Nicely done Adam from Poltair Community School and Sports College, Cornwall!

A big thank you too to Michael Brooker (age 9) for your elegant method of finding the sum of all 3 digit numbers each of whose digits is odd.

I think the answer is 69,375.
1. I estimated the total c 50,000.
2. I wrote out all the 3-digit numbers 100-199 which had odd digits only, and observed a pattern: value of 100 occurred 25 times.
3. Decided that if all those numbers were written out, the values of 100, 300, 500, 700, and 900 would each occur 25 times; the values of 10, 30, 50, 70, and 90 would do the same; and the values of 1, 3, 5, 7, and 9 similarly.
4. Therefore, the sum can be simplified to:
25(100+300+500+700+900) + 25(10+30+50+70+90) + 25(1+3+5+7+9) = 69,375
5. This is still very large!
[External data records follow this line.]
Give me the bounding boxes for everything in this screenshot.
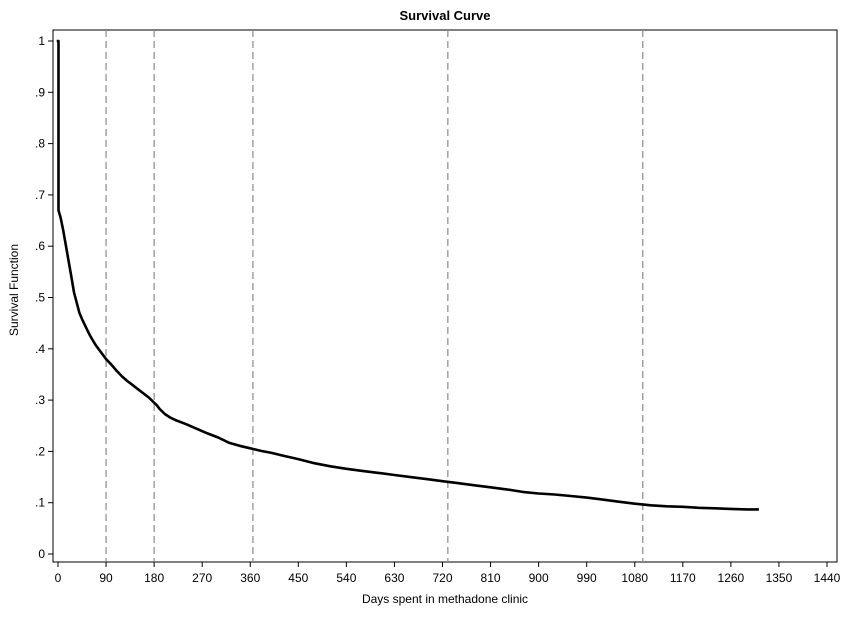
y-axis-title: Survival Function [7, 244, 21, 336]
x-tick-label: 270 [192, 571, 212, 585]
x-tick-label: 720 [432, 571, 452, 585]
x-tick-label: 180 [144, 571, 164, 585]
x-tick-label: 540 [336, 571, 356, 585]
plot-frame [52, 29, 838, 563]
y-tick-label: .3 [35, 393, 45, 407]
x-tick-label: 1080 [621, 571, 648, 585]
x-tick-label: 1350 [766, 571, 793, 585]
plot-area: 0 .1 .2 .3 .4 .5 .6 .7 .8 .9 1 0 90 180 270 360 450 540 63… [35, 29, 841, 585]
y-tick-label: .6 [35, 239, 45, 253]
y-tick-label: .4 [35, 342, 45, 356]
x-tick-label: 90 [99, 571, 113, 585]
x-tick-label: 360 [240, 571, 260, 585]
x-tick-label: 0 [55, 571, 62, 585]
x-tick-label: 450 [288, 571, 308, 585]
x-tick-label: 1170 [670, 571, 696, 585]
x-tick-label: 990 [577, 571, 597, 585]
y-tick-label: .7 [35, 188, 45, 202]
x-tick-label: 1440 [814, 571, 841, 585]
x-tick-label: 1260 [718, 571, 745, 585]
y-tick-label: .2 [35, 444, 45, 458]
x-axis-title: Days spent in methadone clinic [362, 592, 528, 606]
y-tick-label: .1 [35, 496, 45, 510]
y-tick-label: .5 [35, 291, 45, 305]
x-tick-label: 900 [529, 571, 549, 585]
x-tick-label: 810 [481, 571, 501, 585]
survival-curve [56, 39, 759, 511]
x-tick-label: 630 [384, 571, 404, 585]
chart-title: Survival Curve [399, 8, 490, 23]
y-tick-label: 0 [38, 547, 45, 561]
y-tick-label: 1 [38, 34, 45, 48]
y-tick-label: .9 [35, 85, 45, 99]
y-tick-label: .8 [35, 137, 45, 151]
We can simplify it further to:
25(111+333+555+777+999) = 69,375! (And I don't mean the factorial!!)

Well done Michael! Good solutions were also sent in by Rebecca Pickering, Y7, Bourne Grammar School; Fraser Renwick from Madras College, St Andrew's; Ben Morrison, Monica Griffith-Jones, Natalie Clark, Emma Larner, and Bethany Doggett, Hethersett High School, Norfolk.